Embracing vintage in fresh ways
Since the February issue of Rolling Stone dropped, Mitchell has collaborated with Caroline Polachek's stylist to source vintage for her “Spiraling” tour this year, and she has styled a 1980s McDonald’s pop-up experience to promote season 2 of Disney and Marvel’s “Loki.”
And she continues to curate her own collection, alongside her boyfriend Ian, through their project Arbitrage NYC, where they do consulting work and offer rentals from their robust personal collections of clothing from Balenciaga and Rick Owens.
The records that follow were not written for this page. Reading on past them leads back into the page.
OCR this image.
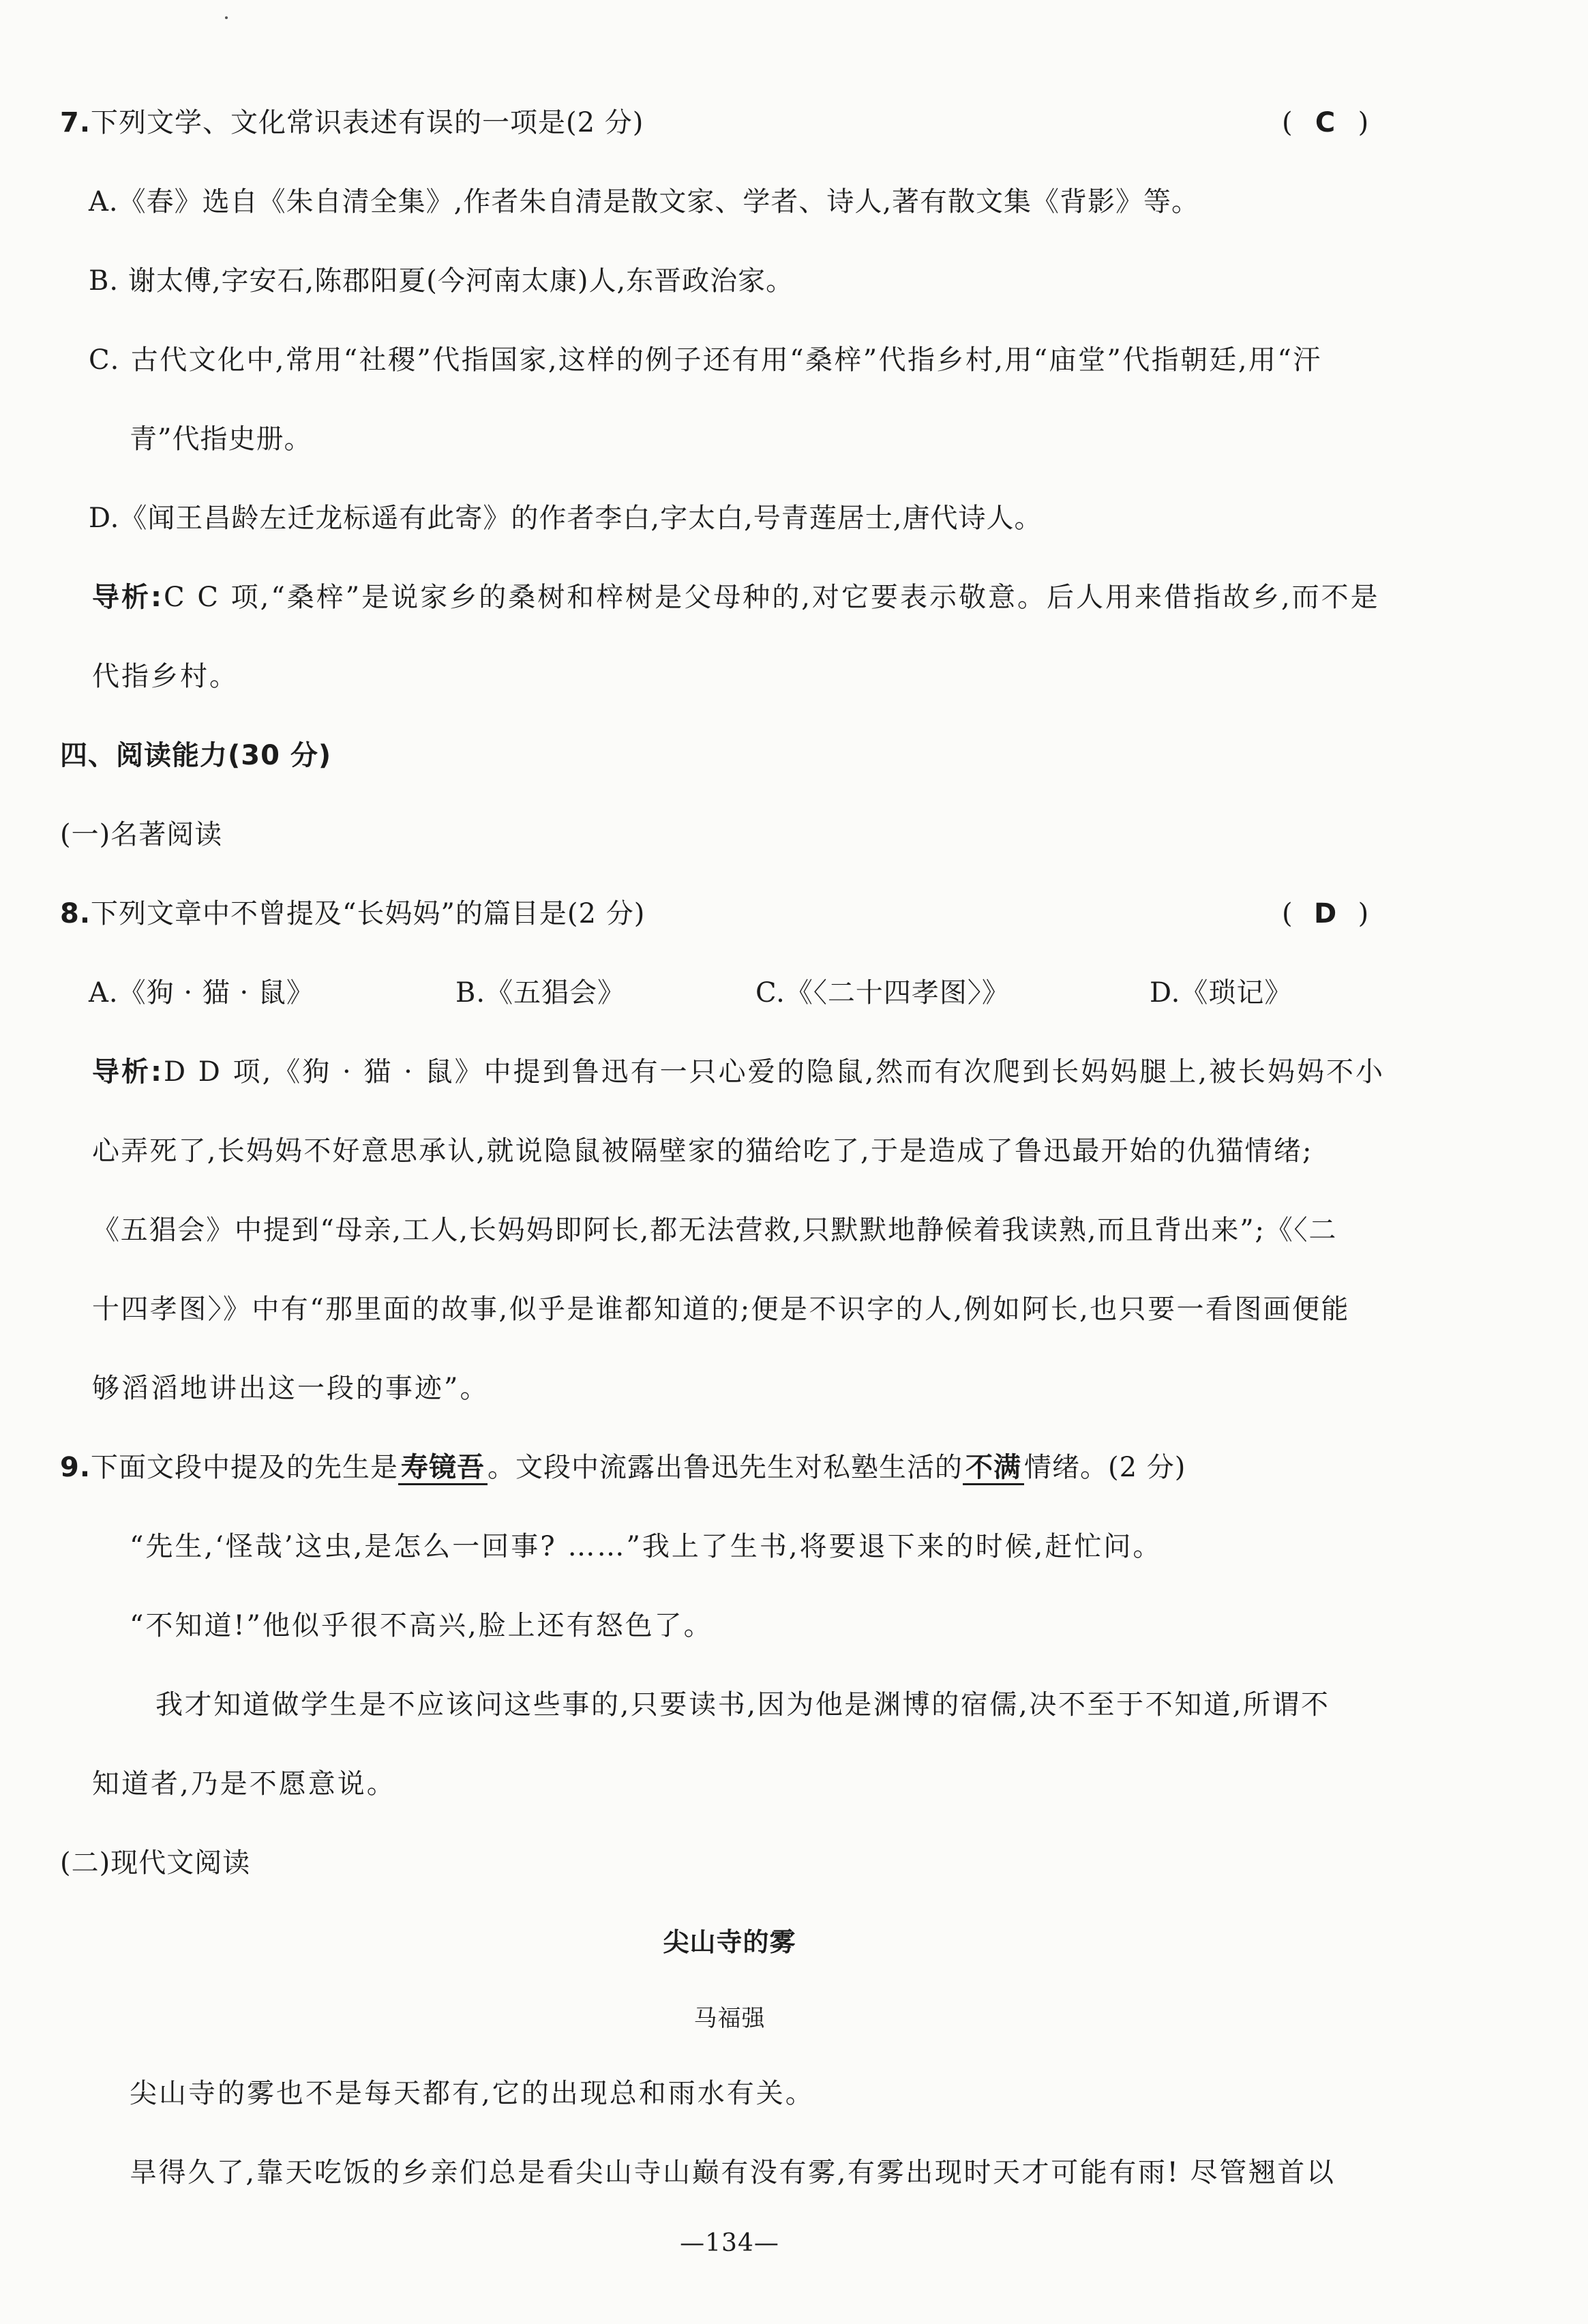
7.下列文学、文化常识表述有误的一项是(2 分)	( C )
A.《春》选自《朱自清全集》,作者朱自清是散文家、学者、诗人,著有散文集《背影》等。
B. 谢太傅,字安石,陈郡阳夏(今河南太康)人,东晋政治家。
C. 古代文化中,常用“社稷”代指国家,这样的例子还有用“桑梓”代指乡村,用“庙堂”代指朝廷,用“汗
青”代指史册。
D.《闻王昌龄左迁龙标遥有此寄》的作者李白,字太白,号青莲居士,唐代诗人。
导析:C C 项,“桑梓”是说家乡的桑树和梓树是父母种的,对它要表示敬意。后人用来借指故乡,而不是
代指乡村。
四、阅读能力(30 分)
(一)名著阅读
8.下列文章中不曾提及“长妈妈”的篇目是(2 分)	( D )
A.《狗 · 猫 · 鼠》	B.《五猖会》	C.《〈二十四孝图〉》	D.《琐记》
导析:D D 项,《狗 · 猫 · 鼠》中提到鲁迅有一只心爱的隐鼠,然而有次爬到长妈妈腿上,被长妈妈不小
心弄死了,长妈妈不好意思承认,就说隐鼠被隔壁家的猫给吃了,于是造成了鲁迅最开始的仇猫情绪;
《五猖会》中提到“母亲,工人,长妈妈即阿长,都无法营救,只默默地静候着我读熟,而且背出来”;《〈二
十四孝图〉》中有“那里面的故事,似乎是谁都知道的;便是不识字的人,例如阿长,也只要一看图画便能
够滔滔地讲出这一段的事迹”。
9.下面文段中提及的先生是 寿镜吾 。文段中流露出鲁迅先生对私塾生活的 不满 情绪。(2 分)
“先生,‘怪哉’这虫,是怎么一回事? ……”我上了生书,将要退下来的时候,赶忙问。
“不知道!”他似乎很不高兴,脸上还有怒色了。
我才知道做学生是不应该问这些事的,只要读书,因为他是渊博的宿儒,决不至于不知道,所谓不
知道者,乃是不愿意说。
(二)现代文阅读
尖山寺的雾
马福强
尖山寺的雾也不是每天都有,它的出现总和雨水有关。
旱得久了,靠天吃饭的乡亲们总是看尖山寺山巅有没有雾,有雾出现时天才可能有雨! 尽管翘首以
—134—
Mitchell continues to work with artists on how to bring vintage into their work “because vintage is so huge right now,” she said. She loves the access vintage provides – “I can’t afford to go to Prada, but I can spend hours on eBay and find something amazing.” And she appreciates how vintage lasts, much like the lasting nature of the looks she strives to create.
“I want to create very layered images. It’s so easy to scroll past everything and just” – Mitchell snaps her fingers – “consume it in an instant. And I think it’s really special to create images that you can come back to and just look at for a long time.”